Namaste Yogis. Welcome to the Blockchain & AI Forum, where your blockchain and artificial intelligence technology questions are answered, mostly correct! Here no question is too mundane. As a bonus, a proverb is also included. Today’s question, comes from Michael in Washington, and he wants to know, what the heck is a decentralized autonomous organization (DAO)?
Michael, you came to the right place. When I heard the term DAO, I too had no idea what it meant. Was it tasty Chinese cuisine? Or maybe the latest fashion from Milan? Perhaps a government document? Let me briefly explain DAOs and summarize what proponents and opponents say.
According to Consensys, a major blockchain player, DAOs are community-led organization with no central authority constructed by rules encoded on a computer program. Proponents say DAOs are transparent and controlled by the organization’s members, not by a central figure. A libertarian utopia? Maybe. Proponents point to smart contracts in setting foundational rules and to execute the agreed upon decisions.

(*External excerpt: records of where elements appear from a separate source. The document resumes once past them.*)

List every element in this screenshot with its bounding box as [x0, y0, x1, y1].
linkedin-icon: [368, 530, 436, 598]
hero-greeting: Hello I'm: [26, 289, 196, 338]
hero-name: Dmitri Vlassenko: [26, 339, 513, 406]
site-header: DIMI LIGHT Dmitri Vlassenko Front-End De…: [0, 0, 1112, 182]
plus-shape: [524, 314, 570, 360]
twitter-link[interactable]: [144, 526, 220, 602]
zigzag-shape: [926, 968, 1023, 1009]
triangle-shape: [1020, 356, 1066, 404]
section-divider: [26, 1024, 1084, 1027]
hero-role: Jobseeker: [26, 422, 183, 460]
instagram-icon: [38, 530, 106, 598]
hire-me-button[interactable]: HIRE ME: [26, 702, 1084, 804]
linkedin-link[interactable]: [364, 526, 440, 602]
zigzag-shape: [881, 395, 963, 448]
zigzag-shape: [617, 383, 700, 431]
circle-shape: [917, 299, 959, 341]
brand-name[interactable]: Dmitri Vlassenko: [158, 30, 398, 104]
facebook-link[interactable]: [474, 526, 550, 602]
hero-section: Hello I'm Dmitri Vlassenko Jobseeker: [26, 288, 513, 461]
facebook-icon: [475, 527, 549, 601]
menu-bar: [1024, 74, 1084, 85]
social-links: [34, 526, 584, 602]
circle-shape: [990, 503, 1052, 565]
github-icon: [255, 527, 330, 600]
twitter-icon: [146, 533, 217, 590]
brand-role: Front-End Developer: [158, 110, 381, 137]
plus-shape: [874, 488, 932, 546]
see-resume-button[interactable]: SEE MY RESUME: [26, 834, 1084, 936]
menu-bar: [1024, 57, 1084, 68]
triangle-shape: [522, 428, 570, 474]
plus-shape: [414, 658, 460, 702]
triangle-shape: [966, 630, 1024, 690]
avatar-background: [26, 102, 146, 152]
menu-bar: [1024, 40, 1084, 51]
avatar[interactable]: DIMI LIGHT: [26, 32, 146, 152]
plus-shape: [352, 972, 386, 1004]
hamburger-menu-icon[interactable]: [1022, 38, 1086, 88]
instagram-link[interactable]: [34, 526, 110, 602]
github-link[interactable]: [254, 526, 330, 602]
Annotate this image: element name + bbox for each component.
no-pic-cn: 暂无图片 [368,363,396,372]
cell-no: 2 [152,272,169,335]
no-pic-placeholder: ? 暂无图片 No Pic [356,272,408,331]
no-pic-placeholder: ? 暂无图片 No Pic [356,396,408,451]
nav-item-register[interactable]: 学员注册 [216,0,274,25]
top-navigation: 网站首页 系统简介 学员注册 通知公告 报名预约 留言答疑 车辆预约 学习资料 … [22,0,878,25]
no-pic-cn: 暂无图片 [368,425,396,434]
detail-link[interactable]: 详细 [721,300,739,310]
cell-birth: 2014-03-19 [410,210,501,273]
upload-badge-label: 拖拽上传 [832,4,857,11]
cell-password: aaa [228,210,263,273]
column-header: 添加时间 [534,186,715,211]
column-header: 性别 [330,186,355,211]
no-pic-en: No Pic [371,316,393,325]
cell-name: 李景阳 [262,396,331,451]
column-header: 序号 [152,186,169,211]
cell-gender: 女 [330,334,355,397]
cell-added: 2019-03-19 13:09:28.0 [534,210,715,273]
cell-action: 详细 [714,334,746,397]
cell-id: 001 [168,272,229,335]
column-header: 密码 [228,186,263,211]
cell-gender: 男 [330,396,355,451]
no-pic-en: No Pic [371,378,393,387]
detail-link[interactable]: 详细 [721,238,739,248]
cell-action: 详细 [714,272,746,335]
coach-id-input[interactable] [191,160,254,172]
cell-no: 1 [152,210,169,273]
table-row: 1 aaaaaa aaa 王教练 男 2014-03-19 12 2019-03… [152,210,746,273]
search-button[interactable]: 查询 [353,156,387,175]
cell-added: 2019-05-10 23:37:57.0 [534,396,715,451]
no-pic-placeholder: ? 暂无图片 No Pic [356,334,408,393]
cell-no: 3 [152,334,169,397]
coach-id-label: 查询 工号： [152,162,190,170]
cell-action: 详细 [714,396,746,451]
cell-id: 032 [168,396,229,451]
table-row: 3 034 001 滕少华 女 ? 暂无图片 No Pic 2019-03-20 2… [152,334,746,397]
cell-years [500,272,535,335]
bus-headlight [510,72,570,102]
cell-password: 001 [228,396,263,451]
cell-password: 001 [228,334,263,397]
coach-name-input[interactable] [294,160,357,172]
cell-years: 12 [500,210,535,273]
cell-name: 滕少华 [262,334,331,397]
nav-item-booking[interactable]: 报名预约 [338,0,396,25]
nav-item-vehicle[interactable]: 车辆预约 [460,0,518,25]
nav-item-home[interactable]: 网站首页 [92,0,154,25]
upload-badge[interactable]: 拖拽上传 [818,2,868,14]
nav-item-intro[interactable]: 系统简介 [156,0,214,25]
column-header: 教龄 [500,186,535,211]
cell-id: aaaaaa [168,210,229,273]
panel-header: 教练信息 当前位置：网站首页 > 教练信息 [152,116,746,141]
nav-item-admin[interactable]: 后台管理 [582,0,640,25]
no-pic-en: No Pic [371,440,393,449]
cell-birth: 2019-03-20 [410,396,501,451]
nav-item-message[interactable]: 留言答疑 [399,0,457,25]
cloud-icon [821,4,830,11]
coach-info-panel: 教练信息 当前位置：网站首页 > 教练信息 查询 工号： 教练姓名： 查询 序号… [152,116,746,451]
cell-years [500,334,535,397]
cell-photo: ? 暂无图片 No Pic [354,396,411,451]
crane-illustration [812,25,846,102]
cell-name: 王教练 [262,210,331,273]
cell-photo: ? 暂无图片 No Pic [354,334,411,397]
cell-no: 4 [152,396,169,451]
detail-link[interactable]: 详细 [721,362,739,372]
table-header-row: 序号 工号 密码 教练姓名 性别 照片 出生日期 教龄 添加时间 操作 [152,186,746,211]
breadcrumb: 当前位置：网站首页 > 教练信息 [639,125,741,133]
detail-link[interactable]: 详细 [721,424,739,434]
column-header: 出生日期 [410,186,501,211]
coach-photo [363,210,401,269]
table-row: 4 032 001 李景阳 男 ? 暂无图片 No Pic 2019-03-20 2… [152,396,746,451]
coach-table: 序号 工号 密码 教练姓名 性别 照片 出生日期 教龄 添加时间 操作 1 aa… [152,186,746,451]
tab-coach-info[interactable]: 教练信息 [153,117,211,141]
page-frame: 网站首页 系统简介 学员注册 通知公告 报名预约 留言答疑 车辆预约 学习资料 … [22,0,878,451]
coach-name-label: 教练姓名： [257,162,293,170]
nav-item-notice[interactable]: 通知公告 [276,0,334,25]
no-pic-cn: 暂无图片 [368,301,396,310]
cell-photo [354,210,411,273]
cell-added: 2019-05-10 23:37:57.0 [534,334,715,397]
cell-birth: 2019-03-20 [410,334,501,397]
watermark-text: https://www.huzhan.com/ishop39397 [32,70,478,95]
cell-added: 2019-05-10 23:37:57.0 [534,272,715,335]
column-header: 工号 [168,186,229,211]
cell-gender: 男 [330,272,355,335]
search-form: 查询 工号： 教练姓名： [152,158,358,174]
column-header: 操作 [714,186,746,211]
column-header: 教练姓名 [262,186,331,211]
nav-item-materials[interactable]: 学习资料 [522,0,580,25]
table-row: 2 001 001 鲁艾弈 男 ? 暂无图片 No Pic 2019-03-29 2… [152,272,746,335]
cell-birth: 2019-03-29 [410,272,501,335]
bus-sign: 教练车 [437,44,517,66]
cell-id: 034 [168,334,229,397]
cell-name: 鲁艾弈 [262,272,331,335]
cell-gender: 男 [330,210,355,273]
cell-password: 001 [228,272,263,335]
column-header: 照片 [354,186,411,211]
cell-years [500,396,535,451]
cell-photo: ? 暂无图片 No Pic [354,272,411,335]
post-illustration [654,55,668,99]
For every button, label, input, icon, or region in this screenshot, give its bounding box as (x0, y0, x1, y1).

The Emurgo Academy, Cardano’s teaching arm, explains that under a DAO community members create proposals concerning operations and vote on each proposal. Proposals that achieve predefined levels of agreement are accepted and enforced by smart contract rules. Moreover, the very code itself can be publicly audited. Further, DAOs are responsible for tracking the ownership of tokens from point-to-point. Intriguing?

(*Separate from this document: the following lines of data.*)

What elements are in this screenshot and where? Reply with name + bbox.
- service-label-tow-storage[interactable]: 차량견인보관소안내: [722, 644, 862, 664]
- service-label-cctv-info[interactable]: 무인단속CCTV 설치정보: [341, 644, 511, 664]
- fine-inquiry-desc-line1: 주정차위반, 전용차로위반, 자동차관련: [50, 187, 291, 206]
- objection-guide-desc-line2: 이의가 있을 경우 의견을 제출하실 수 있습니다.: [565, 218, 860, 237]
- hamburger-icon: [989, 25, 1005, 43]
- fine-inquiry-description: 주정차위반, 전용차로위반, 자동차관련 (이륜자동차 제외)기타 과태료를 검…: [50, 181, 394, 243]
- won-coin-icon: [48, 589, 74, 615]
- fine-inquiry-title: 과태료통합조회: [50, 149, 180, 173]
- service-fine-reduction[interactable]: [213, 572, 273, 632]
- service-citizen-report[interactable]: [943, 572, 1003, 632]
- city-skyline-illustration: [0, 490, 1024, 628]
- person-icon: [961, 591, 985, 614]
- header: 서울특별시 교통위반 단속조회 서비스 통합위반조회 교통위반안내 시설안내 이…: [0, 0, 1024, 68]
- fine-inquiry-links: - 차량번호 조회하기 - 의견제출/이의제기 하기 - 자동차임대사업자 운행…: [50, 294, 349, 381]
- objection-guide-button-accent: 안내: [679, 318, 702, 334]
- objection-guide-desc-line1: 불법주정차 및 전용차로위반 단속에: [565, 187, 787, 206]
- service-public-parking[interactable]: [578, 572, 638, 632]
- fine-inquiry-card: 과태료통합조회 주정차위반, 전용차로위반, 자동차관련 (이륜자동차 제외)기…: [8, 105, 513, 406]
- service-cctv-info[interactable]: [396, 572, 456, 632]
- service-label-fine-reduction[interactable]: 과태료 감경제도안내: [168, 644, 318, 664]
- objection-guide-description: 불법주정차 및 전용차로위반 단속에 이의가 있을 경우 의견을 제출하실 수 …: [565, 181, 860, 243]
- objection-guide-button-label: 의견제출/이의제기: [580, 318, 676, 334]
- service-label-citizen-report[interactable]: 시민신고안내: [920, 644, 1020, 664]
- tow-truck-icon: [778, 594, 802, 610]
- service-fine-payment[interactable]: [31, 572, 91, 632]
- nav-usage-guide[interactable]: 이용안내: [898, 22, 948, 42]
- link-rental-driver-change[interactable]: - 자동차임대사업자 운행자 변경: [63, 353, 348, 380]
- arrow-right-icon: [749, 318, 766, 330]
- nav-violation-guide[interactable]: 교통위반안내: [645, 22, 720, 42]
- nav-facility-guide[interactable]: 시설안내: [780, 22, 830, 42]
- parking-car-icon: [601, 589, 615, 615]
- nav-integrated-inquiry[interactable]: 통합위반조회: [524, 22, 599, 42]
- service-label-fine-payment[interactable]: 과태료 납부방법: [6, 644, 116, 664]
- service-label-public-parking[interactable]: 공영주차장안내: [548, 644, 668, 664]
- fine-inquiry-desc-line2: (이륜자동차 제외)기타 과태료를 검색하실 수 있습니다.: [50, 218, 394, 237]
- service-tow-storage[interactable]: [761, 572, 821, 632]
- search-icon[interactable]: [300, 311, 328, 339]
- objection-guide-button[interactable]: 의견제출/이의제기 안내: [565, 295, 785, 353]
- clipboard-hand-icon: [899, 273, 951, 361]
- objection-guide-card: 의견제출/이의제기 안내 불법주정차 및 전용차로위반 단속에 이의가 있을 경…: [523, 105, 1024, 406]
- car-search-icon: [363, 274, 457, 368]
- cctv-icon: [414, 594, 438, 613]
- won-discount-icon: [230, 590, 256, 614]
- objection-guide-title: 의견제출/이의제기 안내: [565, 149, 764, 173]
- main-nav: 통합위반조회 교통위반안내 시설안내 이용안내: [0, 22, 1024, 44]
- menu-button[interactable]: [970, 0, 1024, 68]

DAO backers say their system produces community collaboration. Their theory is DAOs align incentives; therefore, the best interest of every member is congruent with the best interest of the protocol itself. A healthy, robust protocol will garner more usage, and in turn, increase the value of the DAOs tokens. As the protocol succeeds, so do members. That’s the theory. Opponents say?
DAO supporters are correct, DAOs are built on code that can’t be changed, or not easily changed. Is that a strength or liability? When an Ethereum based DAO was hacked due to programming errors, over $50M was stolen due to there being no central authority to stop the theft. Hence, strength or liability?
Second, to make a major correction or change a programming hard fork is required. Essentially a hard fork means a fundamental modification to the protocol. Think of it as a constitutional amendment in the U.S.A. Difficult under ideal circumstances.
DAOs make extensive use of smart contracts. The problem is “smart contracts” are neither smart nor contracts. The term smart contract is a clever marketing phrase, say opponents. Smart contracts are not enforceable in court and only as smart as the computer engineers who programmed the code. Oh my!
Fourth, DAOs rely on oracles to deliver the information needed to execute. For instance, if the smart contract says pay Yogi Nelson $1,000,000 when the Lakers win, the smart contract is incapable of knowing if the Lakers won. The smart contract relies on oracles to supply the information. What if the oracle is wrong or if the oracle is hacked? What would happen to my $1,000,000!
DAO opponents reject the notion that DAOs improve society by decentralizing power. They note a significant number of crypto projects are highly centralized by founders. DAOs backers are fond of saying code is law! Okay, but who wrote the code? Answer. Small groups of humans with all their faults, flaws, prejudices, bias, shortcoming, etc. Hence, perhaps DAOs hide centralization making the problem worse by projecting a false impression, say DAO opponents.
I conclude by sharing the famous French proverb: “All flatterers live at the expense of those who listen to them.”